Lane Filtering: The States Where It's Legal (And Why)
by AutoExpert | 25 August, 2025
Picture this: sitting in bumper-to-bumper traffic on a motorcycle, watching all that empty space between cars just begging to be used. In most states, that's just a cruel tease – lane filtering is still illegal pretty much everywhere. But things are slowly changing.
Minnesota just joined the club in July 2025, letting riders filter through traffic as long as cars are crawling under 25 mph and the motorcycle doesn't go more than 15 mph faster than everyone else. Not a bad deal for beating rush hour.

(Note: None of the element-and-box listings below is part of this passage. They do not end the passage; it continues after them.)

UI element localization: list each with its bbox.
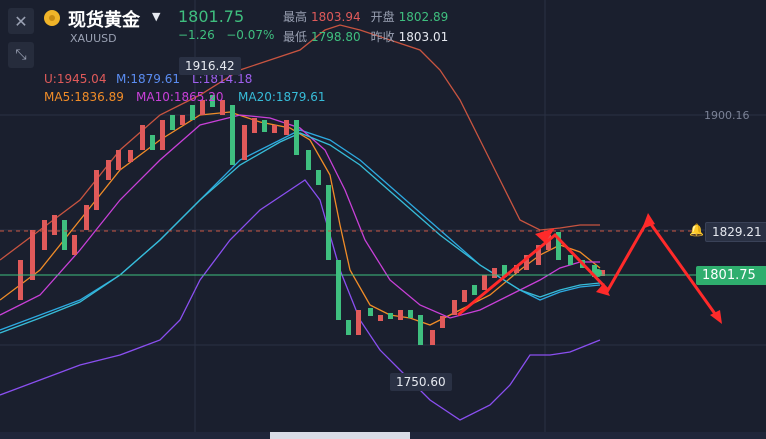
candle (568, 255, 573, 265)
candle (482, 275, 487, 290)
candle (84, 205, 89, 230)
candle (62, 220, 67, 250)
candle (18, 260, 23, 300)
candle (472, 285, 477, 295)
instrument-name[interactable]: 现货黄金 (68, 10, 140, 31)
candle (346, 320, 351, 335)
candle (556, 232, 561, 260)
candle (242, 125, 247, 160)
prev-close-value: 1803.01 (398, 30, 449, 44)
ma10-line (0, 114, 600, 319)
candle (592, 265, 597, 277)
candle (294, 120, 299, 155)
ma10-value: MA10:1865.20 (136, 90, 224, 104)
alert-price-badge[interactable]: 1829.21 (705, 222, 766, 242)
candle (368, 308, 373, 316)
forecast-arrows (457, 213, 722, 324)
candle (116, 150, 121, 170)
boll-upper-line (0, 24, 600, 261)
candle (388, 313, 393, 319)
fullscreen-toggle-button[interactable]: ⤡ (8, 42, 34, 68)
last-price: 1801.75 (178, 7, 245, 26)
candle (170, 115, 175, 130)
candle (440, 316, 445, 328)
candle (128, 150, 133, 162)
candle (502, 265, 507, 277)
low-value: 1798.80 (311, 30, 361, 44)
candle (336, 260, 341, 320)
candle (140, 125, 145, 150)
current-price-badge: 1801.75 (696, 266, 766, 285)
candle (160, 120, 165, 150)
prev-close-label: 昨收 (370, 30, 395, 44)
ma5-value: MA5:1836.89 (44, 90, 124, 104)
candle (418, 315, 423, 345)
candle (408, 310, 413, 318)
boll-lower-line (0, 179, 601, 421)
candle (284, 120, 289, 135)
candle (462, 290, 467, 302)
candle (326, 185, 331, 260)
candle (356, 310, 361, 335)
candle (514, 265, 519, 273)
close-button[interactable]: ✕ (8, 8, 34, 34)
low-point-label: 1750.60 (390, 373, 452, 391)
candle (316, 170, 321, 185)
open-value: 1802.89 (398, 10, 449, 24)
candle (252, 118, 257, 133)
y-axis-tick: 1900.16 (704, 109, 750, 122)
close-icon: ✕ (14, 11, 28, 31)
change-value: −1.26 (178, 28, 215, 42)
candle (536, 245, 541, 265)
candle (546, 235, 551, 250)
candle (190, 105, 195, 120)
candle (398, 310, 403, 320)
candle (106, 160, 111, 180)
shrink-icon: ⤡ (15, 47, 27, 63)
ma20-line (0, 132, 601, 334)
candle (30, 230, 35, 280)
candle (180, 115, 185, 125)
candle (452, 300, 457, 315)
high-label: 最高 (283, 10, 308, 24)
candle (600, 270, 605, 276)
quote-stats: 最高 1803.94 开盘 1802.89 最低 1798.80 昨收 1803… (283, 7, 452, 47)
gold-coin-icon (44, 10, 60, 26)
candle (262, 120, 267, 132)
candle (524, 255, 529, 270)
candle (42, 220, 47, 250)
instrument-code: XAUUSD (70, 32, 117, 45)
current-price-dot (594, 269, 602, 277)
candle (378, 315, 383, 321)
change-percent: −0.07% (226, 28, 275, 42)
boll-mid-value: M:1879.61 (116, 72, 181, 86)
candle (220, 100, 225, 115)
crosshair-date-box (270, 432, 410, 439)
low-label: 最低 (283, 30, 308, 44)
candle (150, 135, 155, 150)
bell-icon[interactable]: 🔔 (689, 223, 704, 237)
candle (200, 100, 205, 115)
candle (272, 125, 277, 133)
boll-lower-value: L:1814.18 (192, 72, 253, 86)
candle (430, 330, 435, 345)
candle (52, 215, 57, 235)
ma20-value: MA20:1879.61 (238, 90, 326, 104)
open-label: 开盘 (370, 10, 395, 24)
candle (94, 170, 99, 210)
chevron-down-icon[interactable]: ▼ (152, 10, 161, 23)
high-point-label: 1916.42 (179, 57, 241, 75)
candle (72, 235, 77, 255)
price-change: −1.26 −0.07% (178, 28, 274, 42)
candle (306, 150, 311, 170)
candles (18, 95, 605, 345)
high-value: 1803.94 (311, 10, 361, 24)
candle (230, 105, 235, 165)
candle (210, 95, 215, 107)
candle (492, 268, 497, 278)
boll-upper-value: U:1945.04 (44, 72, 107, 86)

The Short List of Legal States
A handful of other states have already figured this out. Utah legalized it back in 2019 for roads with speed limits of 45 mph or less, capping motorcycle speeds at 15 mph while filtering. Arizona copied those rules in 2022, and Montana went a different route in 2021 – riders can pass cars going 10 mph or slower, but can't exceed 20 mph themselves.
Colorado jumped in last August, allowing filtering between stopped cars with a 15 mph limit and a $100 fine for breaking the rules. Then there's California, the overachiever of the bunch, which allows full lane splitting – meaning motorcycles can zip between moving traffic lanes at any speed. They're still the only state brave enough to go that far.

Why Allow It at All?
At first glance, letting motorcycles cut in line seems unfair. But there's actually some solid reasoning behind it. Less traffic congestion for everyone is the big one – when bikes filter up front, there's more space at the back of the line.
Safety data backs it up too. Colorado cited studies showing motorcyclists are 43% less likely to get rear-ended when lane splitting. California's motorcycle fatalities have dropped since legalizing the practice. Research from other countries shows similar results – one study found riders were seven times more likely to get hit while sitting still compared to filtering through traffic.

The Flip Side
Not everyone's convinced, and for good reason. While rear-end crashes go down, motorcycles are more than twice as likely to rear-end other vehicles when filtering. Side-impact crashes increase too, though these tend to be less fatal than getting smashed from behind.
There's also the practical stuff – lanes were designed for one vehicle, not a car plus a motorcycle squeezing through. American cars keep getting wider, making that squeeze even tighter. Motorcycle safety courses preach maintaining a "safety cushion" around the bike, but filtering tosses that advice out the window.
And plenty of drivers just don't like it. Even in California, where it's been normal for years, a 2014 UC Berkeley study found that about 61% of non-riders disapproved of the practice.

The Slow Spread
Lane filtering is gradually gaining ground, but don't expect a nationwide rollout anytime soon. It'll probably take more education about the benefits – and maybe some patience from car drivers – before more states jump on board. Until then, riders in most places are stuck playing by the old rules and sitting in traffic like everyone else.